Bob Mortimer continued to provide the voice for the dog until April 2011, followed by Stephen Alan Yorke, who voiced the character from December 2011 to September 2019, up until the next 'Chill' campaign in which the character no longer spoke.

In recent years, talking soft toys have been added to the range of Churchill merchandise, and the character has a page on social networking site Facebook. Churchill starred in twenty-two pantomimes around the UK in 2009 and in August 2010, he made appearances at Pontins holiday camps before returning for his second pantomime run.

Martin Clunes starred in Churchill's new television campaign from December 2011, with a series of ads featuring Clunes as Churchie's new pet owner until November 2012, when he was removed after being banned from driving. Clunes was replaced by Dawn French as Churchill the dog's new owner in the next series of television adverts from February 2013 until June 2014. A solo advert in May 2013 featured Churchill riding on a kids' ride to the tune of Gary Numan's song "Cars."
In June 2015-January 2018, Churchill goes solo again with his final adverts featuring talking sentient furniture, cars and homes with the new slogan "Depend on the Dog".

Churchill was once again redesigned in October 2019 for the company's new 'Chill' campaign, when his long-serving nodding dog design was replaced by a realistic, non-speaking CGI version.

==Controversy==
In January 2012, Churchill, along with sister company Direct Line, was fined £2.17m by the Financial Services Authority after being found guilty of altering complaints files.

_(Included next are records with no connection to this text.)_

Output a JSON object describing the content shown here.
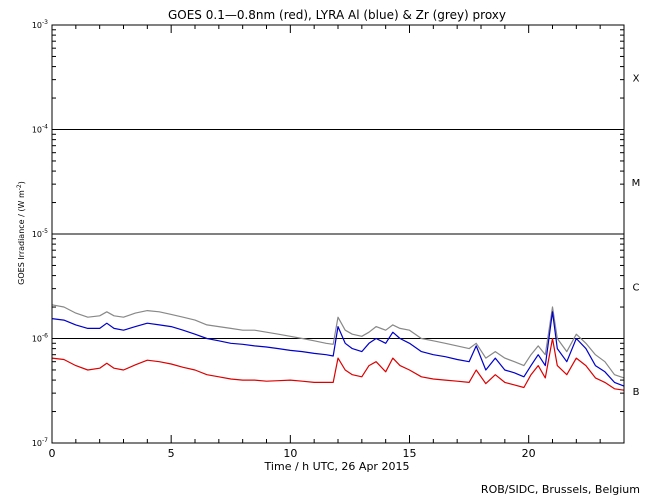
{
  "chart_data": {
    "type": "line",
    "title": "GOES 0.1—0.8nm (red), LYRA Al (blue) & Zr (grey) proxy",
    "xlabel": "Time / h UTC, 26 Apr 2015",
    "ylabel_main": "GOES Irradiance / (W m",
    "ylabel_sup": "-2",
    "ylabel_end": ")",
    "credit": "ROB/SIDC, Brussels, Belgium",
    "xlim": [
      0,
      24
    ],
    "ylim": [
      1e-07,
      0.001
    ],
    "y_scale": "log",
    "x_ticks": [
      0,
      5,
      10,
      15,
      20
    ],
    "y_ticks": [
      {
        "value": 1e-07,
        "base": "10",
        "exp": "-7"
      },
      {
        "value": 1e-06,
        "base": "10",
        "exp": "-6"
      },
      {
        "value": 1e-05,
        "base": "10",
        "exp": "-5"
      },
      {
        "value": 0.0001,
        "base": "10",
        "exp": "-4"
      },
      {
        "value": 0.001,
        "base": "10",
        "exp": "-3"
      }
    ],
    "class_lines": [
      1e-06,
      1e-05,
      0.0001
    ],
    "class_labels": [
      {
        "label": "B",
        "value": 3.16e-07
      },
      {
        "label": "C",
        "value": 3.16e-06
      },
      {
        "label": "M",
        "value": 3.16e-05
      },
      {
        "label": "X",
        "value": 0.000316
      }
    ],
    "series": [
      {
        "color": "#888888",
        "x": [
          0,
          0.5,
          1,
          1.5,
          2,
          2.3,
          2.6,
          3,
          3.5,
          4,
          4.5,
          5,
          5.5,
          6,
          6.5,
          7,
          7.5,
          8,
          8.5,
          9,
          9.5,
          10,
          10.5,
          11,
          11.5,
          11.8,
          12.0,
          12.3,
          12.6,
          13,
          13.3,
          13.6,
          14,
          14.3,
          14.6,
          15,
          15.5,
          16,
          16.5,
          17,
          17.5,
          17.8,
          18.2,
          18.6,
          19,
          19.4,
          19.8,
          20.1,
          20.4,
          20.7,
          21.0,
          21.2,
          21.6,
          22,
          22.4,
          22.8,
          23.2,
          23.6,
          24
        ],
        "y": [
          2.1e-06,
          2e-06,
          1.75e-06,
          1.6e-06,
          1.65e-06,
          1.8e-06,
          1.65e-06,
          1.6e-06,
          1.75e-06,
          1.85e-06,
          1.8e-06,
          1.7e-06,
          1.6e-06,
          1.5e-06,
          1.35e-06,
          1.3e-06,
          1.25e-06,
          1.2e-06,
          1.2e-06,
          1.15e-06,
          1.1e-06,
          1.05e-06,
          1e-06,
          9.5e-07,
          9e-07,
          8.8e-07,
          1.6e-06,
          1.2e-06,
          1.1e-06,
          1.05e-06,
          1.15e-06,
          1.3e-06,
          1.2e-06,
          1.35e-06,
          1.25e-06,
          1.2e-06,
          1e-06,
          9.5e-07,
          9e-07,
          8.5e-07,
          8e-07,
          9e-07,
          6.5e-07,
          7.5e-07,
          6.5e-07,
          6e-07,
          5.5e-07,
          7e-07,
          8.5e-07,
          7e-07,
          2e-06,
          1e-06,
          7.5e-07,
          1.1e-06,
          9e-07,
          7e-07,
          6e-07,
          4.5e-07,
          4.2e-07
        ]
      },
      {
        "color": "#0000cc",
        "x": [
          0,
          0.5,
          1,
          1.5,
          2,
          2.3,
          2.6,
          3,
          3.5,
          4,
          4.5,
          5,
          5.5,
          6,
          6.5,
          7,
          7.5,
          8,
          8.5,
          9,
          9.5,
          10,
          10.5,
          11,
          11.5,
          11.8,
          12.0,
          12.3,
          12.6,
          13,
          13.3,
          13.6,
          14,
          14.3,
          14.6,
          15,
          15.5,
          16,
          16.5,
          17,
          17.5,
          17.8,
          18.2,
          18.6,
          19,
          19.4,
          19.8,
          20.1,
          20.4,
          20.7,
          21.0,
          21.2,
          21.6,
          22,
          22.4,
          22.8,
          23.2,
          23.6,
          24
        ],
        "y": [
          1.55e-06,
          1.5e-06,
          1.35e-06,
          1.25e-06,
          1.25e-06,
          1.4e-06,
          1.25e-06,
          1.2e-06,
          1.3e-06,
          1.4e-06,
          1.35e-06,
          1.3e-06,
          1.2e-06,
          1.1e-06,
          1e-06,
          9.5e-07,
          9e-07,
          8.8e-07,
          8.5e-07,
          8.3e-07,
          8e-07,
          7.7e-07,
          7.5e-07,
          7.2e-07,
          7e-07,
          6.8e-07,
          1.3e-06,
          9e-07,
          8e-07,
          7.5e-07,
          9e-07,
          1e-06,
          9e-07,
          1.15e-06,
          1e-06,
          9e-07,
          7.5e-07,
          7e-07,
          6.7e-07,
          6.3e-07,
          6e-07,
          8.5e-07,
          5e-07,
          6.5e-07,
          5e-07,
          4.7e-07,
          4.3e-07,
          5.5e-07,
          7e-07,
          5.5e-07,
          1.8e-06,
          8e-07,
          6e-07,
          1e-06,
          8e-07,
          5.5e-07,
          4.8e-07,
          3.8e-07,
          3.5e-07
        ]
      },
      {
        "color": "#dd0000",
        "x": [
          0,
          0.5,
          1,
          1.5,
          2,
          2.3,
          2.6,
          3,
          3.5,
          4,
          4.5,
          5,
          5.5,
          6,
          6.5,
          7,
          7.5,
          8,
          8.5,
          9,
          9.5,
          10,
          10.5,
          11,
          11.5,
          11.8,
          12.0,
          12.3,
          12.6,
          13,
          13.3,
          13.6,
          14,
          14.3,
          14.6,
          15,
          15.5,
          16,
          16.5,
          17,
          17.5,
          17.8,
          18.2,
          18.6,
          19,
          19.4,
          19.8,
          20.1,
          20.4,
          20.7,
          21.0,
          21.2,
          21.6,
          22,
          22.4,
          22.8,
          23.2,
          23.6,
          24
        ],
        "y": [
          6.5e-07,
          6.3e-07,
          5.5e-07,
          5e-07,
          5.2e-07,
          5.8e-07,
          5.2e-07,
          5e-07,
          5.6e-07,
          6.2e-07,
          6e-07,
          5.7e-07,
          5.3e-07,
          5e-07,
          4.5e-07,
          4.3e-07,
          4.1e-07,
          4e-07,
          4e-07,
          3.9e-07,
          3.95e-07,
          4e-07,
          3.9e-07,
          3.8e-07,
          3.8e-07,
          3.8e-07,
          6.5e-07,
          5e-07,
          4.5e-07,
          4.3e-07,
          5.5e-07,
          6e-07,
          4.8e-07,
          6.5e-07,
          5.5e-07,
          5e-07,
          4.3e-07,
          4.1e-07,
          4e-07,
          3.9e-07,
          3.8e-07,
          5e-07,
          3.7e-07,
          4.5e-07,
          3.8e-07,
          3.6e-07,
          3.4e-07,
          4.5e-07,
          5.5e-07,
          4.2e-07,
          1e-06,
          5.5e-07,
          4.5e-07,
          6.5e-07,
          5.5e-07,
          4.2e-07,
          3.8e-07,
          3.3e-07,
          3.2e-07
        ]
      }
    ]
  }
}
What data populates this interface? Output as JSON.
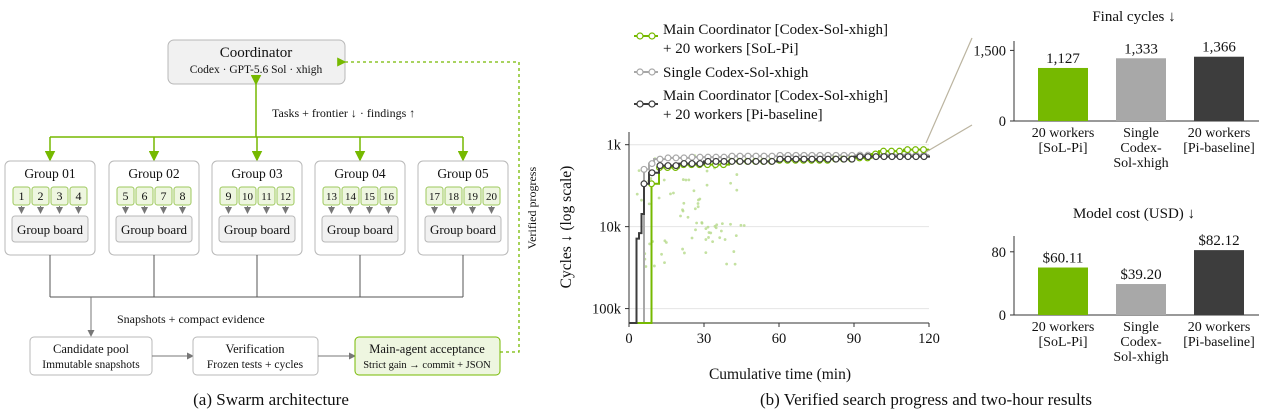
{
  "colors": {
    "green": "#76b900",
    "green_light": "#eef6e0",
    "box_gray": "#f1f1f1",
    "box_stroke": "#b8b8b8",
    "single": "#a8a8a8",
    "baseline": "#3d3d3d",
    "scatter": "#b5d98a"
  },
  "architecture": {
    "coordinator": {
      "title": "Coordinator",
      "subtitle": "Codex · GPT-5.6 Sol · xhigh"
    },
    "tasks_label": "Tasks + frontier ↓ · findings ↑",
    "verified_progress": "Verified progress",
    "groups": [
      {
        "label": "Group 01",
        "workers": [
          "1",
          "2",
          "3",
          "4"
        ],
        "board": "Group board"
      },
      {
        "label": "Group 02",
        "workers": [
          "5",
          "6",
          "7",
          "8"
        ],
        "board": "Group board"
      },
      {
        "label": "Group 03",
        "workers": [
          "9",
          "10",
          "11",
          "12"
        ],
        "board": "Group board"
      },
      {
        "label": "Group 04",
        "workers": [
          "13",
          "14",
          "15",
          "16"
        ],
        "board": "Group board"
      },
      {
        "label": "Group 05",
        "workers": [
          "17",
          "18",
          "19",
          "20"
        ],
        "board": "Group board"
      }
    ],
    "snapshots_label": "Snapshots + compact evidence",
    "candidate_pool": {
      "title": "Candidate pool",
      "subtitle": "Immutable snapshots"
    },
    "verification": {
      "title": "Verification",
      "subtitle": "Frozen tests + cycles"
    },
    "acceptance": {
      "title": "Main-agent acceptance",
      "subtitle": "Strict gain → commit + JSON"
    },
    "caption": "(a) Swarm architecture"
  },
  "progress_chart": {
    "legend": [
      {
        "line1": "Main Coordinator [Codex-Sol-xhigh]",
        "line2": "+ 20 workers [SoL-Pi]"
      },
      {
        "line1": "Single Codex-Sol-xhigh",
        "line2": ""
      },
      {
        "line1": "Main Coordinator [Codex-Sol-xhigh]",
        "line2": "+ 20 workers [Pi-baseline]"
      }
    ],
    "ylabel": "Cycles ↓ (log scale)",
    "xlabel": "Cumulative time (min)",
    "xticks": [
      "0",
      "30",
      "60",
      "90",
      "120"
    ],
    "yticks": [
      "1k",
      "10k",
      "100k"
    ],
    "caption": "(b) Verified search progress and two-hour results"
  },
  "final_cycles": {
    "title": "Final cycles ↓",
    "yticks": [
      "0",
      "1,500"
    ],
    "ylim": [
      0,
      1700
    ],
    "categories": [
      "20 workers\n[SoL-Pi]",
      "Single\nCodex-\nSol-xhigh",
      "20 workers\n[Pi-baseline]"
    ],
    "values": [
      1127,
      1333,
      1366
    ],
    "labels": [
      "1,127",
      "1,333",
      "1,366"
    ]
  },
  "model_cost": {
    "title": "Model cost (USD) ↓",
    "yticks": [
      "0",
      "80"
    ],
    "ylim": [
      0,
      100
    ],
    "categories": [
      "20 workers\n[SoL-Pi]",
      "Single\nCodex-\nSol-xhigh",
      "20 workers\n[Pi-baseline]"
    ],
    "values": [
      60.11,
      39.2,
      82.12
    ],
    "labels": [
      "$60.11",
      "$39.20",
      "$82.12"
    ]
  },
  "chart_data": [
    {
      "type": "line",
      "xlabel": "Cumulative time (min)",
      "ylabel": "Cycles ↓ (log scale)",
      "xlim": [
        0,
        120
      ],
      "ylim": [
        150000,
        700
      ],
      "log_y": true,
      "series": [
        {
          "name": "Main Coordinator [Codex-Sol-xhigh] + 20 workers [SoL-Pi]",
          "x": [
            0,
            9,
            9,
            12,
            20,
            40,
            60,
            80,
            90,
            97,
            100,
            110,
            120
          ],
          "y": [
            150000,
            150000,
            3000,
            1900,
            1750,
            1600,
            1550,
            1500,
            1450,
            1300,
            1200,
            1150,
            1127
          ]
        },
        {
          "name": "Single Codex-Sol-xhigh",
          "x": [
            0,
            6,
            6,
            8,
            10,
            15,
            25,
            40,
            60,
            90,
            120
          ],
          "y": [
            150000,
            150000,
            2000,
            1700,
            1500,
            1450,
            1420,
            1380,
            1350,
            1340,
            1333
          ]
        },
        {
          "name": "Main Coordinator [Codex-Sol-xhigh] + 20 workers [Pi-baseline]",
          "x": [
            0,
            2,
            3,
            4,
            5,
            6,
            8,
            12,
            20,
            30,
            60,
            90,
            120
          ],
          "y": [
            150000,
            150000,
            14000,
            12000,
            7000,
            3000,
            2200,
            1800,
            1700,
            1600,
            1500,
            1400,
            1366
          ]
        }
      ]
    },
    {
      "type": "bar",
      "title": "Final cycles ↓",
      "categories": [
        "20 workers [SoL-Pi]",
        "Single Codex-Sol-xhigh",
        "20 workers [Pi-baseline]"
      ],
      "values": [
        1127,
        1333,
        1366
      ],
      "ylim": [
        0,
        1700
      ]
    },
    {
      "type": "bar",
      "title": "Model cost (USD) ↓",
      "categories": [
        "20 workers [SoL-Pi]",
        "Single Codex-Sol-xhigh",
        "20 workers [Pi-baseline]"
      ],
      "values": [
        60.11,
        39.2,
        82.12
      ],
      "ylim": [
        0,
        100
      ]
    }
  ]
}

In February 2013, Churchill received media attention after it appealed against a High Court of Justice judgement in the case of Bethany Probert, who, in 2009 when she was 13 years old, was hit by a car driven by one of the insurer's customers whilst walking along a country lane. The company eventually paid 90% of the claim. Mrs Twyman, 51, said: "Before the accident, Bethany was just a normal teenager. She was a very bright kid A* student - who loved being outside. Since the crash, Bethany has suffered numerous problems, including memory loss, balance problems, and seizures. She uses a wheelchair some of the time.